After all, there are people that think bud light is great beer. I think it tastes like watery dish soap.

Try many and compare recipes and processes. Study the different yeasts and their characteristics. Tweak the recipe for your preference and strive for repeatability
 
I'm up to about batch #50 of hefes (and quite a few weizenbocks). I've tried all the tricks and the abuse of yeast-stress, under-pitching, hot fermentation etc..
I think everyone has a point. Some of my best results were pitched on the low side without a starter, but that said, I used very fresh top cropped yeast.
(about 50ml of top cropped yeast for a 19L batch that I kept in the fridge for less than a week before using)

Apart from pitching on the low side with very health yeast, all my other experiments at yeast stress were failures with off-flavours/aromas present.

If you're bottle conditioning the most important thing is to not use sugar to prime. Instead use 10-15% of the original wort. (keep it in the freezer).
To improve the esters I keep as little trub getting into the fermenter as possible. I strain the cooled wort into a tall fermenter and leave it for around an hour before racking off to a wide fermenter. Stopped getting the occasional soapy/fatty off-flavour from doing that too.

The other thing that notably increases the banana ester is to produce a wort high in glucose.
To do this you need to produce the maltose at 62c/143.6f using half your grain and then mix it with the other half to rest at 38c / 100f for an hour.
(The enzymes that produce the glucose get denatured at hot (62c) temperatures so thats why you only use half the grain).

Another way to do that is via a decoction.

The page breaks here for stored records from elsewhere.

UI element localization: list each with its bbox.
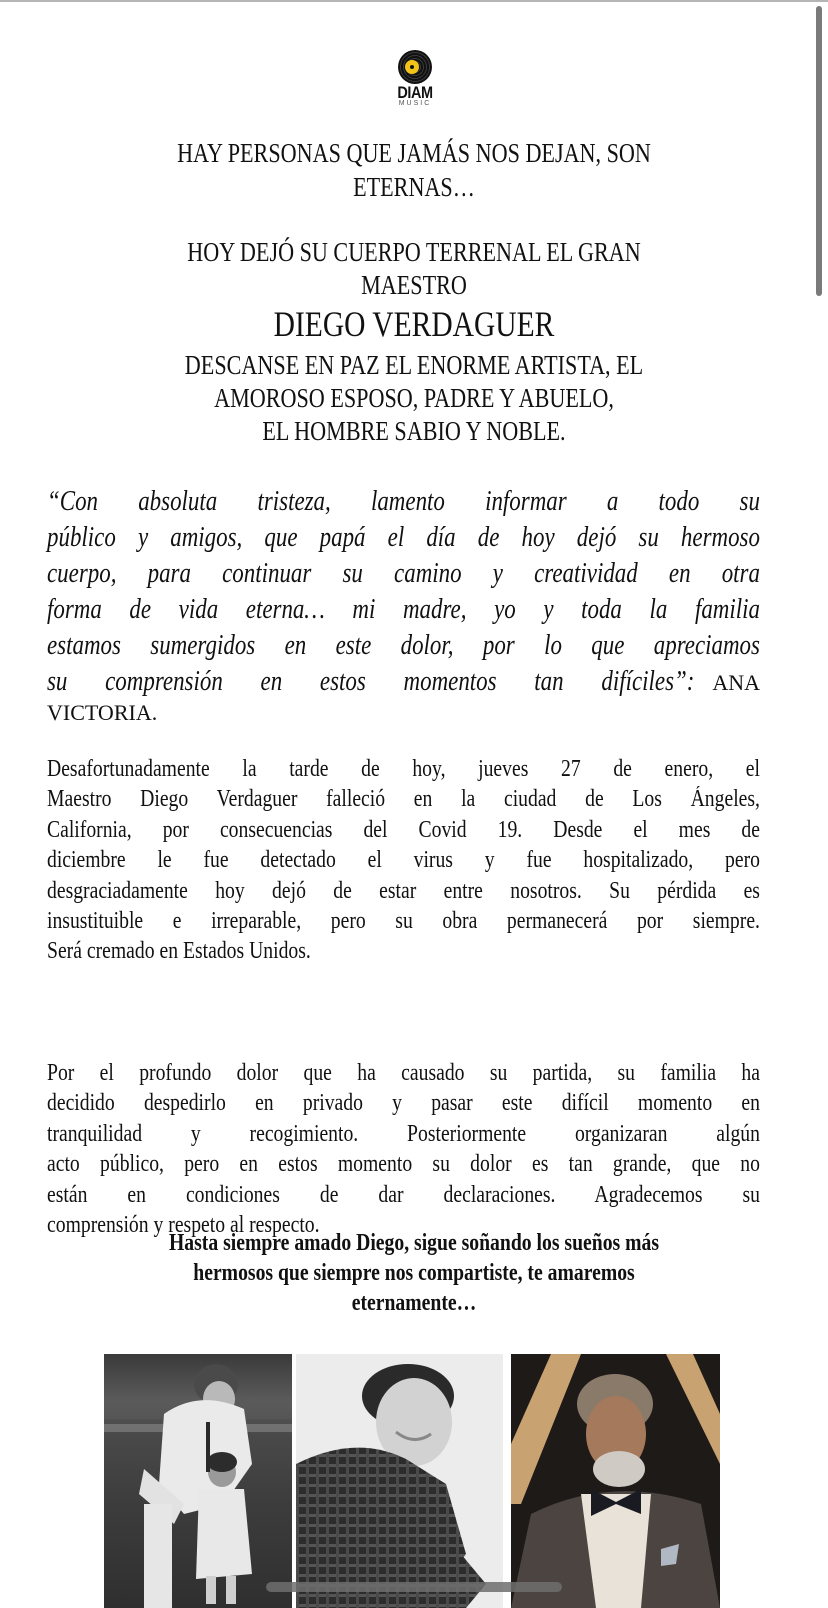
record-hole (410, 65, 414, 69)
photo-young-man (296, 1354, 503, 1608)
paragraph-announcement (47, 756, 760, 969)
top-divider (0, 0, 828, 2)
quote-line: cuerpo, para continuar su camino y creatividad en otra (47, 558, 760, 589)
closing-message (0, 1228, 828, 1318)
paragraph-line: diciembre le fue detectado el virus y fue hospitalizado, pero (47, 847, 760, 874)
quote-attribution: ANA (712, 670, 760, 695)
paragraph-family (47, 1060, 760, 1242)
photo-older-man (511, 1354, 720, 1608)
home-indicator[interactable] (266, 1582, 562, 1592)
paragraph-line: Maestro Diego Verdaguer falleció en la ciudad de Los Ángeles, (47, 786, 760, 813)
brand-tagline: MUSIC (398, 100, 432, 107)
paragraph-line: tranquilidad y recogimiento. Posteriormente organizaran algún (47, 1120, 760, 1147)
headline-line: EL HOMBRE SABIO Y NOBLE. (262, 416, 566, 446)
paragraph-line: decidido despedirlo en privado y pasar este difícil momento en (47, 1090, 760, 1117)
headline-tribute (0, 349, 828, 448)
paragraph-line: están en condiciones de dar declaraciones. Agradecemos su (47, 1181, 760, 1208)
quote-line: público y amigos, que papá el día de hoy dejó su hermoso (47, 522, 760, 553)
photo-vintage-father-child (104, 1354, 292, 1608)
paragraph-line: California, por consecuencias del Covid 19. Desde el mes de (47, 816, 760, 843)
paragraph-line: insustituible e irreparable, pero su obra permanecerá por siempre. (47, 907, 760, 934)
quote-line: su comprensión en estos momentos tan difíciles”: (47, 666, 695, 697)
quote-line: estamos sumergidos en este dolor, por lo que apreciamos (47, 630, 760, 661)
paragraph-line: Por el profundo dolor que ha causado su partida, su familia ha (47, 1060, 760, 1086)
headline-line: MAESTRO (361, 270, 467, 300)
artist-name (0, 303, 828, 345)
photo-older-man-illustration (511, 1354, 720, 1608)
paragraph-line: Será cremado en Estados Unidos. (47, 938, 311, 965)
headline-line: HAY PERSONAS QUE JAMÁS NOS DEJAN, SON (177, 138, 651, 168)
paragraph-line: acto público, pero en estos momento su dolor es tan grande, que no (47, 1151, 760, 1178)
headline-line: AMOROSO ESPOSO, PADRE Y ABUELO, (214, 383, 614, 413)
photo-vintage-illustration (104, 1354, 292, 1608)
diam-music-logo (393, 50, 437, 112)
headline-eternas (0, 136, 828, 204)
quote-attribution-cont: VICTORIA. (47, 700, 158, 725)
quote-line: “Con absoluta tristeza, lamento informar a todo su (47, 486, 760, 517)
brand-name: DIAM (397, 83, 433, 102)
paragraph-line: comprensión y respeto al respecto. (47, 1211, 320, 1238)
headline-announcement (0, 236, 828, 302)
artist-name-text: DIEGO VERDAGUER (273, 304, 555, 344)
headline-line: DESCANSE EN PAZ EL ENORME ARTISTA, EL (184, 350, 644, 380)
photo-young-man-illustration (296, 1354, 503, 1608)
family-quote (47, 486, 760, 738)
closing-line: Hasta siempre amado Diego, sigue soñando los sueños más (168, 1230, 660, 1256)
closing-line: hermosos que siempre nos compartiste, te amaremos (193, 1260, 635, 1286)
paragraph-line: desgraciadamente hoy dejó de estar entre nosotros. Su pérdida es (47, 877, 760, 904)
quote-line: forma de vida eterna… mi madre, yo y toda la familia (47, 594, 760, 625)
headline-line: HOY DEJÓ SU CUERPO TERRENAL EL GRAN (187, 237, 641, 267)
paragraph-line: Desafortunadamente la tarde de hoy, jueves 27 de enero, el (47, 756, 760, 782)
closing-line: eternamente… (351, 1290, 477, 1316)
headline-line: ETERNAS… (353, 172, 475, 202)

My perfect mash programme for hefe is now:
Mash in at around 4.1L/KG (very wet mash, soft water with no additives or acid malt, high PH) at 30C/86F for half an hour to wet the grains and get all the starch and enzymes into the liquid. (stirring occasionally).
Pull 1/3 thick mash from the bottom and quickly heat to 62C/143F for 40mins to produce the maltose.
Mix it back (to 35c) and raise to 38C/100F for an hour to produce the glucose.
Pull thick 1/3 decoction again and raise to 70C/158F for 10 mins for some dextrins.
Boil thick for 20mins (for the melanoidins and some colour) while raising the thin mash to 66C/150F.
Carefully mix back to keep below mash-out temp, rest at 70C/158F for 10 mins. (add the hulls)
(boiling the decoction will release more starch that needs to be converted).
Then mash-out at 78C.

Takes all day. Totally worth it.
For more clovey hefe's I find using more (70%) rather than 50% wheat helps and also raising the glucose (38C) rest closer to the ferulic acid rest (43C),
but the main factor for accentuated clove is a lower fermentation temp.

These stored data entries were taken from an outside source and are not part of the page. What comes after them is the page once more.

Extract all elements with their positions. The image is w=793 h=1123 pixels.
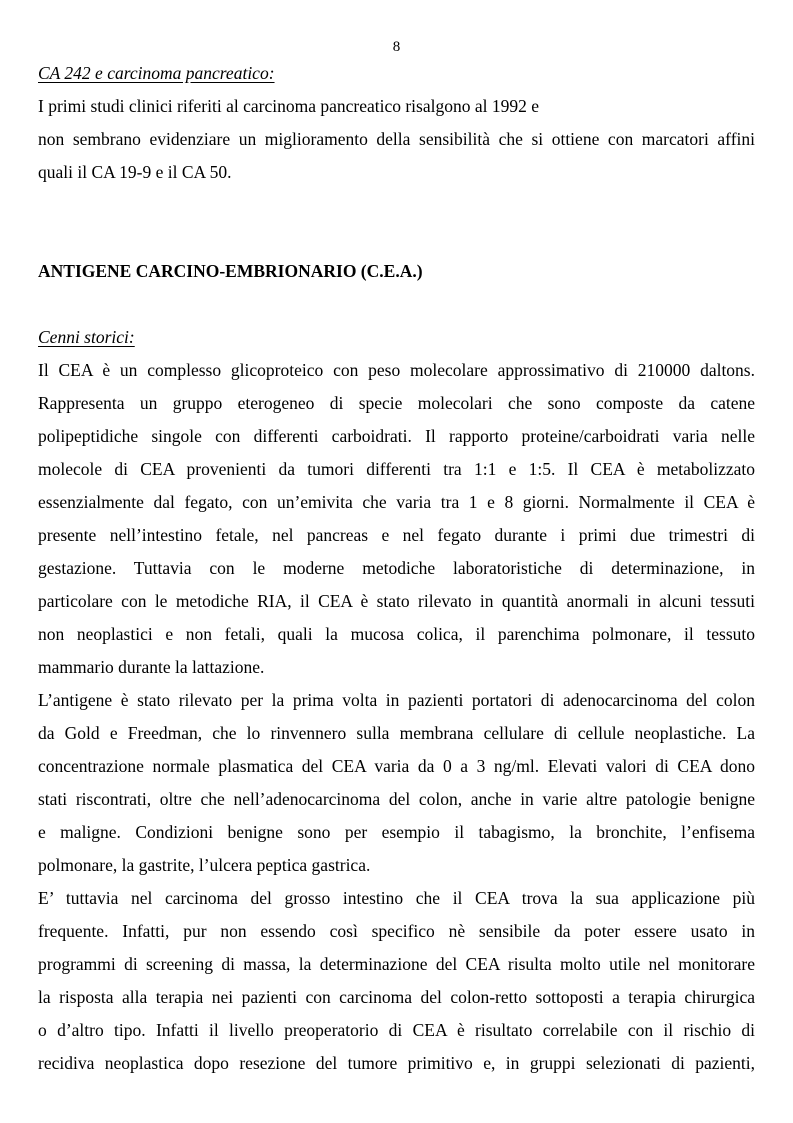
text-line: polipeptidiche singole con differenti carboidrati. Il rapporto proteine/carboidrati varia nelle [38, 426, 755, 446]
text-line: polmonare, la gastrite, l’ulcera peptica gastrica. [38, 855, 371, 875]
text-line: frequente. Infatti, pur non essendo così specifico nè sensibile da poter essere usato in [38, 921, 755, 941]
document-body [38, 57, 755, 1080]
subheading-ca242: CA 242 e carcinoma pancreatico: [38, 63, 275, 83]
text-line: mammario durante la lattazione. [38, 657, 265, 677]
text-line: particolare con le metodiche RIA, il CEA è stato rilevato in quantità anormali in alcuni tessuti [38, 591, 755, 611]
text-line: stati riscontrati, oltre che nell’adenocarcinoma del colon, anche in varie altre patologie benigne [38, 789, 755, 809]
spacer [38, 189, 755, 255]
text-line: concentrazione normale plasmatica del CEA varia da 0 a 3 ng/ml. Elevati valori di CEA dono [38, 756, 755, 776]
page-number: 8 [392, 39, 401, 55]
text-line: I primi studi clinici riferiti al carcinoma pancreatico risalgono al 1992 e [38, 96, 539, 116]
text-line: essenzialmente dal fegato, con un’emivita che varia tra 1 e 8 giorni. Normalmente il CEA è [38, 492, 755, 512]
text-line: non sembrano evidenziare un miglioramento della sensibilità che si ottiene con marcatori affini [38, 129, 755, 149]
subheading-cenni-storici: Cenni storici: [38, 327, 135, 347]
text-line: Il CEA è un complesso glicoproteico con peso molecolare approssimativo di 210000 daltons. [38, 360, 755, 380]
text-line: non neoplastici e non fetali, quali la mucosa colica, il parenchima polmonare, il tessuto [38, 624, 755, 644]
text-line: la risposta alla terapia nei pazienti con carcinoma del colon-retto sottoposti a terapia chirurgica [38, 987, 755, 1007]
text-line: recidiva neoplastica dopo resezione del tumore primitivo e, in gruppi selezionati di pazienti, [38, 1053, 755, 1073]
text-line: e maligne. Condizioni benigne sono per esempio il tabagismo, la bronchite, l’enfisema [38, 822, 755, 842]
text-line: gestazione. Tuttavia con le moderne metodiche laboratoristiche di determinazione, in [38, 558, 755, 578]
text-line: da Gold e Freedman, che lo rinvennero sulla membrana cellulare di cellule neoplastiche. La [38, 723, 755, 743]
section-heading-cea: ANTIGENE CARCINO-EMBRIONARIO (C.E.A.) [38, 261, 423, 281]
text-line: molecole di CEA provenienti da tumori differenti tra 1:1 e 1:5. Il CEA è metabolizzato [38, 459, 755, 479]
text-line: E’ tuttavia nel carcinoma del grosso intestino che il CEA trova la sua applicazione più [38, 888, 755, 908]
text-line: programmi di screening di massa, la determinazione del CEA risulta molto utile nel monitorare [38, 954, 755, 974]
text-line: quali il CA 19-9 e il CA 50. [38, 162, 232, 182]
text-line: L’antigene è stato rilevato per la prima volta in pazienti portatori di adenocarcinoma del colon [38, 690, 755, 710]
spacer [38, 288, 755, 321]
text-line: presente nell’intestino fetale, nel pancreas e nel fegato durante i primi due trimestri di [38, 525, 755, 545]
text-line: Rappresenta un gruppo eterogeneo di specie molecolari che sono composte da catene [38, 393, 755, 413]
text-line: o d’altro tipo. Infatti il livello preoperatorio di CEA è risultato correlabile con il rischio di [38, 1020, 755, 1040]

I've also used a variant of this mash for pale weizenbocks with high attenuation (Weiphenstephaner Vitus clone).
Managed to get 80% attenuation out of Wy3068. (Lowered the 70c rests to 65c and "mashed out" at 74C not 78C)
For dark weizenbocks I skip the decoction boil for a shorter mash and then add the specialty malt at recirculation.
I also ferment at 22C for weizenbocks (max 3068 temp) using top cropped yeast and a starter with decent aeration.
As long as you don't stress the yeast you don't get the boozy higher alcohols or the horrid almond/marzipan esters.
I also use 10% of the original wort for priming weizenbocks. Sugar is for the belgians.

Despite all this mash abuse and fermenting in a semi-open fermenter I've had no issues with oxidation.
I still can't make a bottle conditioned IPA as I'm very sensitive to oxidised aroma and flavour.
The trick with getting more banana from removing as much trub as possible actually came from some super-taster here
who kept complaining about banana in their beers even when they were using US-05.
Their solution was adding more trub to the fermenter and so I tried the reverse as I always assumed trub was beneficial
and I noticed an immediate increase in esters.